Evidence-based medicine, it seems commonsensical; who could argue about using the best evidence available to make treatment decisions? The difficulty, of course, is that the evidence comes from studies of large populations, often expressed in terms of average responses; and as a clinician, you want to tailor the care to the one member of the population in front of you, your patient. How do you reconcile population-based evidence with the desire for personalized care?
“The premise of traditional research is to put a treatment at the center of consideration and decide, Is this treatment helpful for an average patient? Trouble is, there aren’t very many average patients out there, and I, like most people, am not an average patient.”
—Seth Morgan, neurologist, multiple sclerosis patient, and patient advocate
The gold-standard of therapeutic evaluation remains the randomized controlled trial, whose primary goal is to identify causation, using this drug or that procedure resulted in this outcome. The control group is meant to capture all the variables, but they rarely do, after all, in the complex biologic systems that we are, there are unknown unknowns. The problem is further compounded by the fact that the treatment results are rarely binary yes or no, they form a continuum of responses and for each place on the continuum different patient variable are identified. When you look at the population's "average response," it is accompanied by confidence intervals, a way of describing the variety of responses and patients, it represents the heterogenicity of the therapeutic effect.
The heterogenicity of outcomes can be altered by at least four factors, the baseline risk, the individual response to treatment, their “vulnerability” to adverse effects, and patient and societal preferences. Just a moment’s reflection will show that heterogenicity of outcomes is the rule, not the exception. For clinicians, the problem is, how similar is the patient in front of me to the population studied? That simple sentence belies a more profound concern as to what constitutes similarity.
A discussion at the National Academy of Medicine doesn’t answer the question but provides a bit of guidance. It is reasonable to argue that when the outcome varies across sub-groups, the tradeoff between benefits and harm varies. In this graph showing the risk of death after myocardial infarction, only 20% of patients had risk higher than the population average of 6%; and even within their ranks, there was considerable variation. The majority of patients had a risk below average. The trick is to be able to identify the top tier from the majority. A similar diversity of outcomes can be found when looking at harms or complications of the proposed treatment. Population averages “often over-estimate the benefit in most patients and may obscure the harm in many others.” So the first solution in guiding the care of the individual is to regroup the data based on a patient’s risk and apply the same risk stratification to your patient.

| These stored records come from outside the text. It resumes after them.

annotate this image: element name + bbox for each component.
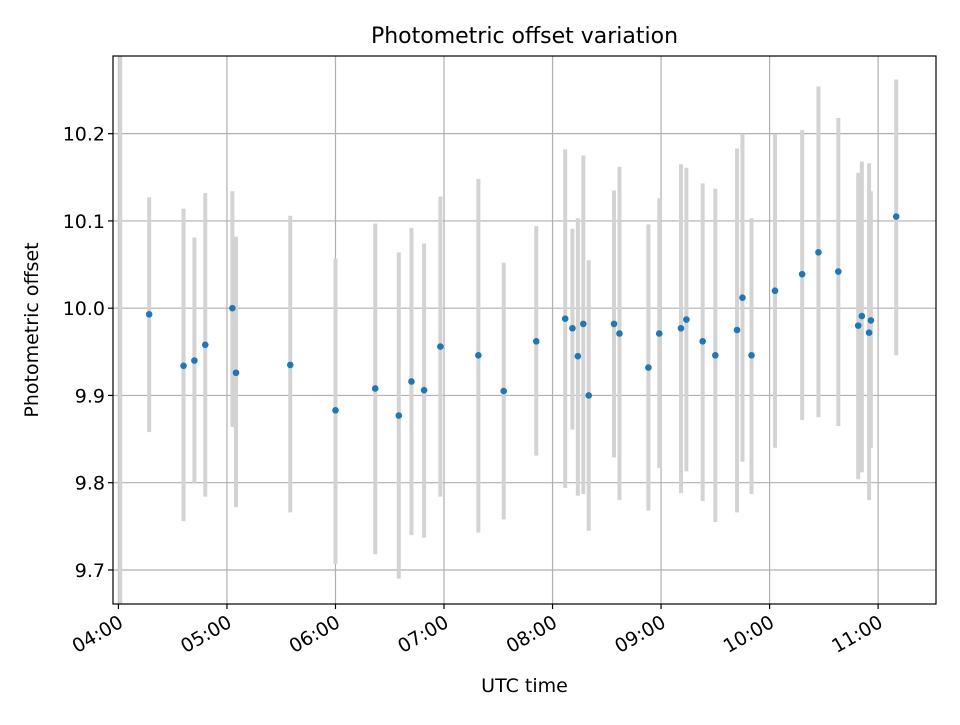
data-point bbox=[865, 329, 873, 336]
data-point bbox=[771, 287, 779, 295]
data-point bbox=[579, 320, 587, 328]
data-point bbox=[677, 324, 685, 332]
data-point bbox=[798, 270, 806, 278]
data-point bbox=[229, 304, 236, 312]
data-point bbox=[332, 406, 339, 414]
plot-frame bbox=[112, 55, 937, 605]
data-point bbox=[892, 213, 900, 220]
data-point bbox=[748, 352, 755, 359]
y-tick-label: 9.8 bbox=[75, 473, 105, 495]
data-point bbox=[201, 341, 209, 349]
data-point bbox=[610, 320, 618, 328]
data-point bbox=[561, 315, 569, 322]
data-points bbox=[145, 213, 900, 419]
data-point bbox=[395, 412, 403, 419]
y-tick-label: 10.0 bbox=[63, 298, 105, 320]
data-point bbox=[145, 310, 153, 318]
data-point bbox=[815, 249, 822, 256]
data-point bbox=[645, 364, 652, 371]
data-point bbox=[835, 268, 842, 275]
data-point bbox=[180, 362, 187, 370]
chart-title: Photometric offset variation bbox=[371, 24, 678, 49]
data-point bbox=[500, 387, 507, 395]
data-point bbox=[699, 338, 706, 345]
y-tick-label: 10.2 bbox=[63, 124, 105, 146]
data-point bbox=[437, 343, 444, 350]
data-point bbox=[683, 316, 690, 323]
data-point bbox=[655, 330, 663, 337]
y-tick-label: 9.9 bbox=[75, 385, 105, 407]
data-point bbox=[733, 326, 741, 334]
x-axis-label: UTC time bbox=[481, 675, 568, 697]
y-tick-label: 10.1 bbox=[63, 211, 105, 233]
data-point bbox=[867, 317, 875, 324]
data-point bbox=[232, 369, 240, 377]
data-point bbox=[574, 352, 582, 360]
data-point bbox=[475, 352, 482, 359]
data-point bbox=[371, 385, 379, 392]
y-tick-label: 9.7 bbox=[75, 560, 105, 582]
data-point bbox=[420, 386, 428, 394]
data-point bbox=[408, 378, 415, 385]
y-axis-ticks: 9.7 9.8 9.9 10.0 10.1 10.2 bbox=[63, 124, 113, 582]
data-point bbox=[191, 357, 198, 364]
y-axis-label: Photometric offset bbox=[21, 242, 43, 417]
data-point bbox=[532, 338, 540, 345]
data-point bbox=[854, 322, 862, 329]
data-point bbox=[616, 330, 623, 337]
data-point bbox=[739, 294, 746, 302]
data-point bbox=[712, 352, 719, 359]
data-point bbox=[858, 312, 866, 320]
data-point bbox=[569, 324, 576, 332]
data-point bbox=[585, 392, 593, 399]
data-point bbox=[286, 361, 294, 369]
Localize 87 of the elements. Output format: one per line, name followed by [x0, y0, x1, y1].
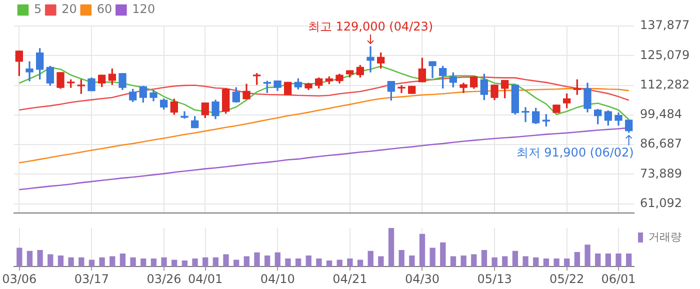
x-tick-label: 03/06 — [2, 272, 37, 286]
bar — [326, 260, 332, 267]
bar — [192, 258, 198, 267]
candlestick — [253, 73, 261, 85]
bar — [481, 250, 488, 267]
x-tick-label: 04/01 — [188, 272, 223, 286]
bar — [48, 254, 54, 267]
bar — [223, 254, 229, 267]
annotation: 최저 91,900 (06/02) — [516, 146, 634, 160]
bar — [460, 255, 466, 267]
bar — [110, 256, 116, 267]
x-tick-label: 03/17 — [74, 272, 110, 286]
x-tick-label: 03/26 — [146, 272, 182, 286]
bar — [357, 260, 364, 267]
bar — [554, 258, 560, 267]
bar — [316, 258, 322, 267]
bar — [202, 257, 208, 267]
bar — [347, 258, 353, 267]
bar — [626, 254, 632, 267]
bar — [450, 256, 456, 267]
bar — [99, 257, 105, 267]
bar — [233, 260, 240, 267]
bar — [430, 248, 436, 267]
bar — [120, 254, 126, 267]
x-tick-label: 04/21 — [332, 272, 368, 286]
bar — [584, 244, 590, 267]
x-tick-label: 06/01 — [601, 272, 636, 286]
bar — [419, 234, 426, 267]
legend-label: 20 — [62, 2, 77, 16]
bar — [512, 250, 518, 267]
bar — [409, 255, 415, 267]
bar — [16, 248, 22, 267]
candlestick — [284, 82, 292, 95]
bar — [37, 250, 43, 267]
y-tick-label: 73,889 — [640, 166, 682, 180]
bar — [595, 254, 601, 267]
y-tick-label: 61,092 — [640, 196, 682, 210]
bar — [244, 256, 250, 267]
bar — [368, 250, 374, 267]
bar — [88, 260, 95, 267]
bar — [533, 257, 539, 267]
bar — [336, 260, 342, 267]
bar — [543, 258, 550, 267]
bar — [502, 256, 508, 267]
legend-label: 60 — [96, 2, 112, 16]
legend-label: 120 — [132, 2, 156, 16]
bar — [58, 255, 64, 267]
legend-label: 거래량 — [648, 230, 682, 244]
bar — [440, 242, 446, 267]
bar — [492, 257, 498, 267]
x-tick-label: 04/30 — [404, 272, 440, 286]
bar — [26, 250, 33, 267]
bar — [172, 260, 178, 267]
bar — [388, 228, 394, 267]
bar — [68, 257, 74, 267]
bar — [78, 257, 84, 267]
bar — [150, 258, 157, 267]
candlestick — [552, 104, 560, 113]
bar — [212, 257, 218, 267]
bar — [378, 256, 384, 267]
bar — [574, 252, 580, 267]
bar — [471, 254, 477, 267]
bar — [285, 258, 291, 267]
bar — [264, 255, 270, 267]
bar — [295, 258, 302, 267]
x-tick-label: 05/13 — [477, 272, 512, 286]
x-tick-label: 05/22 — [550, 272, 584, 286]
bar — [182, 260, 188, 267]
legend-label: 5 — [34, 2, 42, 16]
bar — [605, 254, 612, 267]
y-tick-label: 137,877 — [640, 18, 690, 32]
bar — [616, 254, 622, 267]
y-tick-label: 112,282 — [640, 77, 690, 92]
x-tick-label: 04/10 — [260, 272, 295, 286]
bar — [522, 256, 528, 267]
bar — [254, 252, 260, 267]
y-tick-label: 86,687 — [640, 136, 682, 151]
y-tick-label: 125,079 — [640, 48, 690, 62]
bar — [306, 255, 312, 267]
bar — [161, 257, 167, 267]
annotation: 최고 129,000 (04/23) — [308, 20, 434, 34]
bar — [564, 258, 570, 267]
bar — [130, 257, 136, 267]
y-tick-label: 99,484 — [640, 107, 682, 122]
bar — [398, 250, 404, 267]
bar — [274, 252, 280, 267]
bar — [140, 258, 146, 267]
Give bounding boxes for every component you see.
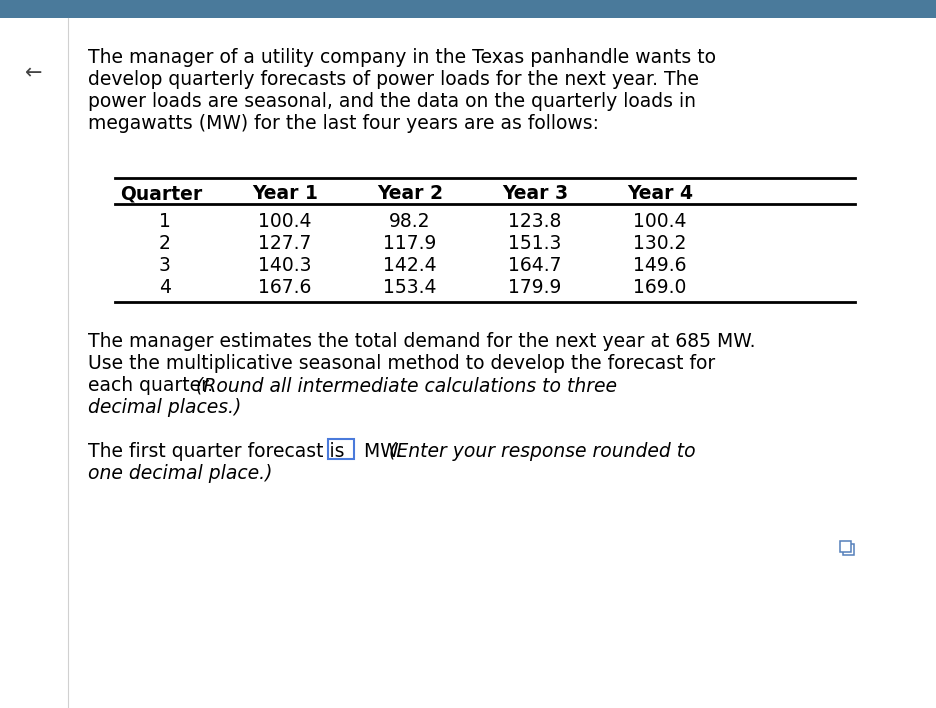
Text: MW.: MW.	[358, 442, 408, 461]
Text: 98.2: 98.2	[389, 212, 431, 231]
Bar	[0, 0, 936, 18]
Text: (Enter your response rounded to: (Enter your response rounded to	[389, 442, 695, 461]
Text: Quarter: Quarter	[120, 184, 202, 203]
Text: 167.6: 167.6	[258, 278, 312, 297]
Text: 117.9: 117.9	[384, 234, 437, 253]
Text: 2: 2	[159, 234, 171, 253]
Bar	[840, 541, 851, 552]
Text: 4: 4	[159, 278, 171, 297]
Text: Year 3: Year 3	[502, 184, 568, 203]
Text: The first quarter forecast is: The first quarter forecast is	[88, 442, 350, 461]
Text: The manager estimates the total demand for the next year at 685 MW.: The manager estimates the total demand f…	[88, 332, 755, 351]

Another approach begins with the assumption that similar patients have similar benefits or harms. Heterogenicity certainly can create different subgroups in the category of harm as easily as it does benefit. Analyzing a clinical trial can provide you with two measures, one describing who may benefit, the other, who may be harmed. With this information in hand, a formula describing net benefit can be calculated from the patient’s particular variables. No such tools are currently available.
What Is A Doc Supposed To Do?
The bottom line is despite our best efforts, data-driven evidence-based medicine is difficult to apply. The heterogenicity of effect is responsible for many of the contradictory conclusions we have from studies, especially nutritional studies. While there are promising statistical manipulations on the horizon, our best algorithms are to be found in the physicians caring for us. A great deal of the buzz around AI is about its diagnostic acumen where it is just as good or slightly better than us; what is needed is help in identifying the best treatment for the patient across the desk, and in that area, AI has not been as successful.